Situated in international waters, the cables remain vulnerable and breach of security cannot be monitored in underdeveloped countries. In addition, BeiDou navigation is used by many large-scale commercial applications and its features are built into popular smartphone brands. Most countries would wish to upgrade the security of their internet data.

Any data and information accumulated from users can help provide insight on gaining substantial market shares, at the very least. Nevertheless, during the ongoing pandemic, artificial intelligence and diagnostic technology can be better deployed in the Middle East with the DSR.

Notably, according to research carried out by China’s Ministry of Industry and Information Technology, China can become “one of the world’s most important international submarine-cable communication centers within a decade or two.”

Second, the widespread use of Chinese digital technology can give Beijing more influence and leverage. Having only had an economic presence in the Middle East, China has never been involved in any security aspect, but with this holistic network of fiber optic cables on the ground, internet links under the sea and BeiDou satellites in space, Beijing has introduced a new power concept.

With this multi-dimensional digital network, China has more options and it is also binding BRI partner countries within its exclusive zone of influence. At the very least, there would be more diplomatic opportunities and China would have more prestige and influence in international organizations.

Recently, conveying the reach and concept of BeiDou, a Chinese state TV program explained, “A navigation system is like a gold key of your home that should be kept only in your own hands, not others.”

A third risk is dependence. Relying on China for their internet and satellite navigation, many countries would manage their operations through the DSR, and it could include both civil and military uses. Right now, most of the countries covered by BeiDou systems are involved in the BRI, but various related services like port traffic monitoring and disaster mitigation have been provided to nearly 120 countries globally.

Per a report by the US-China Economic and Security Review Commission in 2019, any services under the "Space Silk Road" could deepen reliance on China for space-based services at the expense of US influence.

Finally, since most BeiDou features are intrusive in nature, the Digital Corridor has potential to complicate matters further between Washington and Beijing. There are concerns that the space technology-based project may have implications for US interests in security, economic and diplomatic areas.

According to a Council on Foreign Relations report in 2018, it's possible that Chinese tech companies may insert “backdoor mechanisms that could increase [Beijing’s] intelligence and propaganda operations in Belt and Road Initiative partner countries.” Users of the system could also be tracked once the technology is in widespread use.

There are certainly some military uses of the satellite system and Beijing-based military analyst Zhou Chenming has said, “With our own navigation and location system that has good precision, China’s missiles, drones and other vehicles can rely on our own technology without having to worry about signal losses, and this can help [our military] to better coordinate force deployment and logistical support.”

To create a balance and neutralize the situation, spending would have to be increased in the digital sector and GPS accuracy could be improved further.

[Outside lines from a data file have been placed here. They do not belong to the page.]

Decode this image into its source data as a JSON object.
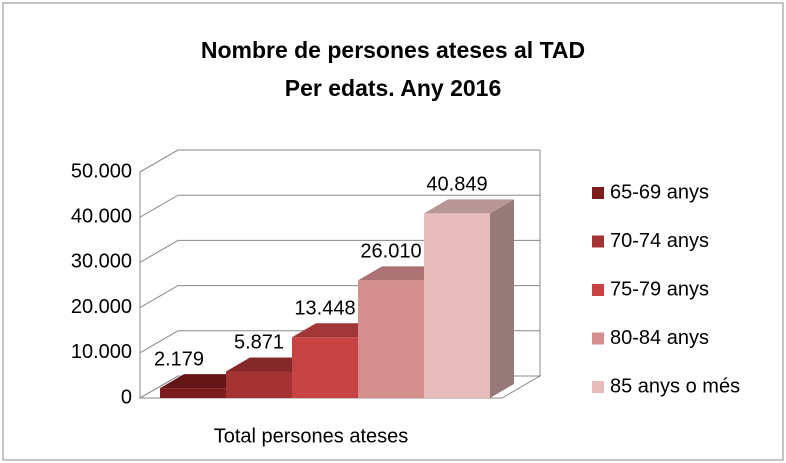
{
  "chart_data": {
    "type": "bar3d",
    "title": "Nombre de persones ateses al TAD",
    "subtitle": "Per edats. Any 2016",
    "categories": [
      "Total persones ateses"
    ],
    "series": [
      {
        "name": "65-69 anys",
        "color": "#7d1c1c",
        "values": [
          2179
        ],
        "value_labels": [
          "2.179"
        ]
      },
      {
        "name": "70-74 anys",
        "color": "#a53333",
        "values": [
          5871
        ],
        "value_labels": [
          "5.871"
        ]
      },
      {
        "name": "75-79 anys",
        "color": "#c84444",
        "values": [
          13448
        ],
        "value_labels": [
          "13.448"
        ]
      },
      {
        "name": "80-84 anys",
        "color": "#d58e8e",
        "values": [
          26010
        ],
        "value_labels": [
          "26.010"
        ]
      },
      {
        "name": "85 anys o més",
        "color": "#e6bcbc",
        "values": [
          40849
        ],
        "value_labels": [
          "40.849"
        ]
      }
    ],
    "ylim": [
      0,
      50000
    ],
    "yticks": [
      {
        "value": 0,
        "label": "0"
      },
      {
        "value": 10000,
        "label": "10.000"
      },
      {
        "value": 20000,
        "label": "20.000"
      },
      {
        "value": 30000,
        "label": "30.000"
      },
      {
        "value": 40000,
        "label": "40.000"
      },
      {
        "value": 50000,
        "label": "50.000"
      }
    ],
    "grid": true,
    "legend": "right"
  }
}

Restrictions on technology purchases might help to reduce the heavy reliance on supply chains from China. In fact, the American semiconductor industry has given a $37 billion proposal to keep the United States ahead of China in the production of semiconductor chips, which are intrinsic to defense technology, artificial intelligence and 5G networks.

According to the report "China’s Ambitions in Space-Contesting the Final Frontier," to counter China’s military operations in the space domain, the US Space Command would maintain suitable deterrence with training, exercises and new policies along with active participation in international space governance institutions to ensure their global leadership.